Friday, 31 July 2009
Child 44 - a mystery thriller
Child 44 by Tom Rob Smith was devoured in less than 24 hours. It is a thriller, but with distinction: it is set in Russia in 1953, in the deepest of Stalin's regime. Leo Demidov is a State Police officer of the MGB. He thinks his life is all set, except that one day a child is found dead on the railroad tracks, and the father says he was murdered. In Stalin's Soviet state, murder couldn't exist, since the Soviet Union was good and the ideal state for mankind, so evil couldn't be there. Leo's trip into his heart of darkness goes to a place that still haunts most of us who grew up in the shadow of the Cold War - just how bad, and frightening, was Stalin's Soviet Union, and what would a person do to survive? In the long cold winters after the Great War (as WW2 was called in the USSR), what did the poor villagers do outside Moscow, where much of the wealth and food supply went? How did they survive? And in a nation that prized spying on one's neighbors and colleagues for acts of treason or suspicious behaviour, who can Leo trust when he realizes that in the heart of the USSR, along the railway lines, children are being murdered?
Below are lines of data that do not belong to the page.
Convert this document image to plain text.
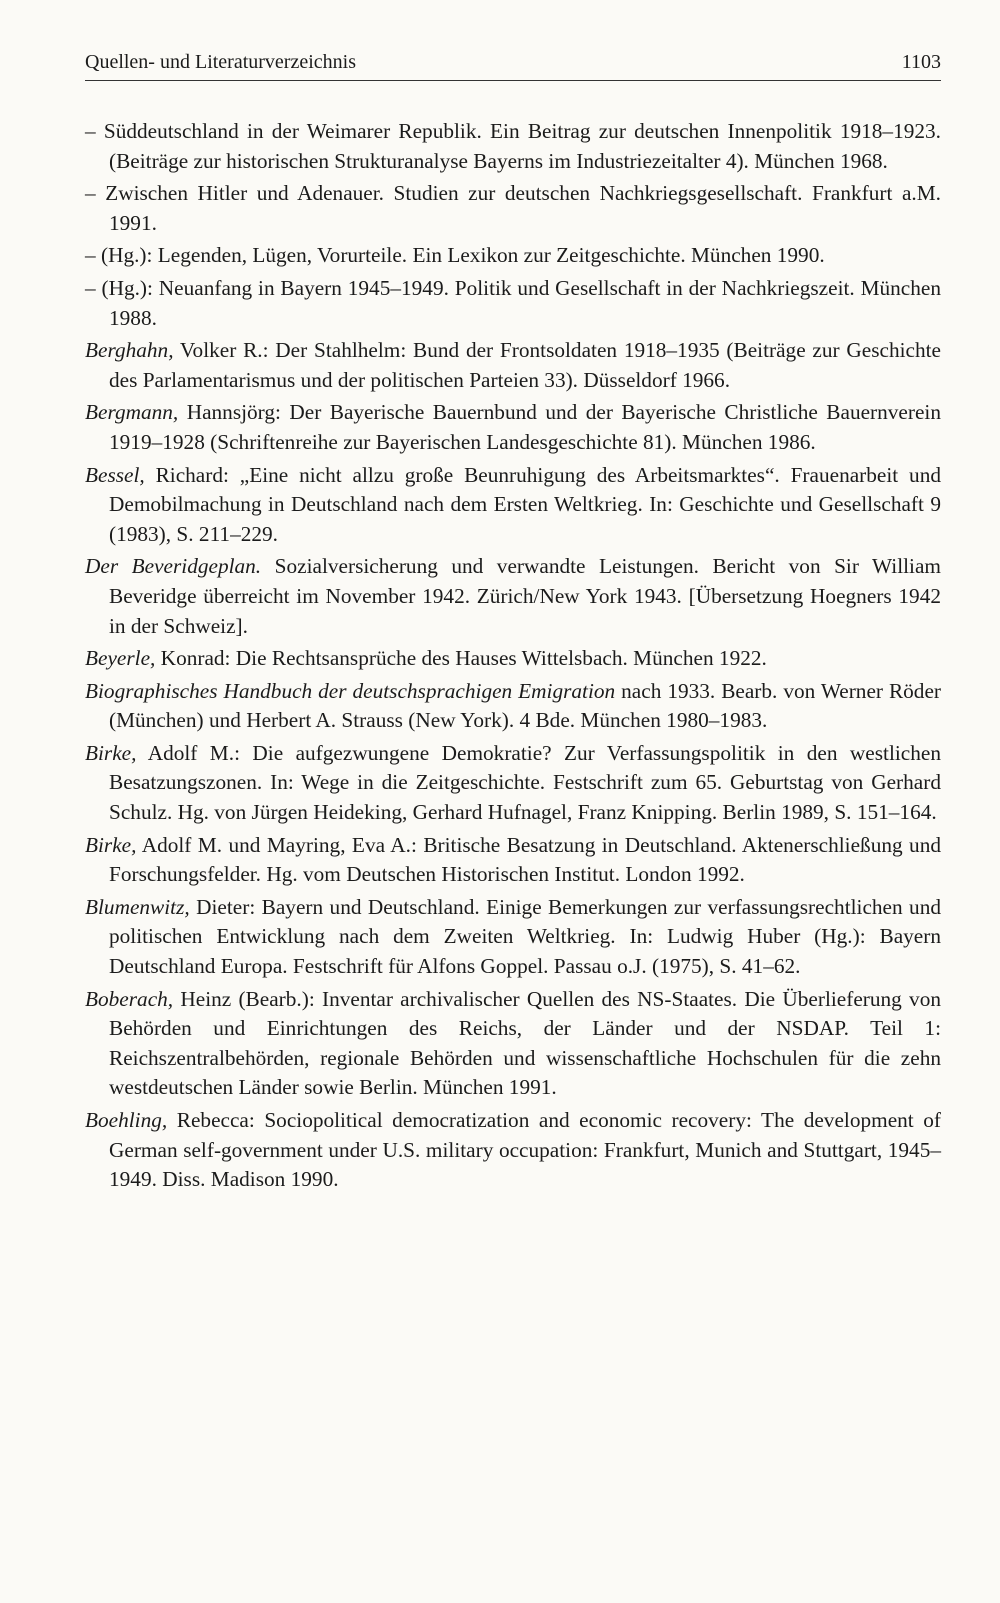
Quellen- und Literaturverzeichnis	1103

– Süddeutschland in der Weimarer Republik. Ein Beitrag zur deutschen Innenpolitik 1918–1923. (Beiträge zur historischen Strukturanalyse Bayerns im Industriezeitalter 4). München 1968.

– Zwischen Hitler und Adenauer. Studien zur deutschen Nachkriegsgesellschaft. Frankfurt a.M. 1991.

– (Hg.): Legenden, Lügen, Vorurteile. Ein Lexikon zur Zeitgeschichte. München 1990.

– (Hg.): Neuanfang in Bayern 1945–1949. Politik und Gesellschaft in der Nachkriegszeit. München 1988.

Berghahn, Volker R.: Der Stahlhelm: Bund der Frontsoldaten 1918–1935 (Beiträge zur Geschichte des Parlamentarismus und der politischen Parteien 33). Düsseldorf 1966.

Bergmann, Hannsjörg: Der Bayerische Bauernbund und der Bayerische Christliche Bauernverein 1919–1928 (Schriftenreihe zur Bayerischen Landesgeschichte 81). München 1986.

Bessel, Richard: „Eine nicht allzu große Beunruhigung des Arbeitsmarktes“. Frauenarbeit und Demobilmachung in Deutschland nach dem Ersten Weltkrieg. In: Geschichte und Gesellschaft 9 (1983), S. 211–229.

Der Beveridgeplan. Sozialversicherung und verwandte Leistungen. Bericht von Sir William Beveridge überreicht im November 1942. Zürich/New York 1943. [Übersetzung Hoegners 1942 in der Schweiz].

Beyerle, Konrad: Die Rechtsansprüche des Hauses Wittelsbach. München 1922.

Biographisches Handbuch der deutschsprachigen Emigration nach 1933. Bearb. von Werner Röder (München) und Herbert A. Strauss (New York). 4 Bde. München 1980–1983.

Birke, Adolf M.: Die aufgezwungene Demokratie? Zur Verfassungspolitik in den westlichen Besatzungszonen. In: Wege in die Zeitgeschichte. Festschrift zum 65. Geburtstag von Gerhard Schulz. Hg. von Jürgen Heideking, Gerhard Hufnagel, Franz Knipping. Berlin 1989, S. 151–164.

Birke, Adolf M. und Mayring, Eva A.: Britische Besatzung in Deutschland. Aktenerschließung und Forschungsfelder. Hg. vom Deutschen Historischen Institut. London 1992.

Blumenwitz, Dieter: Bayern und Deutschland. Einige Bemerkungen zur verfassungsrechtlichen und politischen Entwicklung nach dem Zweiten Weltkrieg. In: Ludwig Huber (Hg.): Bayern Deutschland Europa. Festschrift für Alfons Goppel. Passau o.J. (1975), S. 41–62.

Boberach, Heinz (Bearb.): Inventar archivalischer Quellen des NS-Staates. Die Überlieferung von Behörden und Einrichtungen des Reichs, der Länder und der NSDAP. Teil 1: Reichszentralbehörden, regionale Behörden und wissenschaftliche Hochschulen für die zehn westdeutschen Länder sowie Berlin. München 1991.

Boehling, Rebecca: Sociopolitical democratization and economic recovery: The development of German self-government under U.S. military occupation: Frankfurt, Munich and Stuttgart, 1945–1949. Diss. Madison 1990.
This book is not for the faint of heart. That's my warning to you, Gentle Reader. It is a very good mystery, one that only at the end as Leo unravelled it, did I understand all the links set up in the book. It is a frightening book, on many levels, not the least of which is the state of constant fear everyone lived in. One word, and bang! a character is taken in for questioning, most often never seen again. How could a society function like that? We see many betrayals as characters fight to survive, and the discovery of some things higher than survival - love, the truth, faithfulness. In the midst of madness (for surely the state while Stalin ran it was mad), acts of courage in the face of death.
The characters are all very well drawn, the pacing is fast, and the story is well-plotted. The setting - the setting raises the story from a good mystery thriller, to an extraordinarily good one. There are varying viewpoints in the book, and I liked this. It lets us see Russia through many eyes and opinions and responses. A fascinating glimpse into a world (that Stalinesque world doesn't exist, even if the legacy continues somewhat) thankfully mostly gone now.
For those who don't know, the Soviet Union did have a serial killer: Andrei Chikatilo.
One of my favourite things about the book is that Leo is not the perfect agent he thinks he is. He thinks he is a war hero, and does everything right, but he discovers that his actions have many unintended consequences, yet he keeps trying to make it right again. I really liked him, and many of the secondary characters.
A really enjoyable read, just make sure you have some time since it is very hard to put down!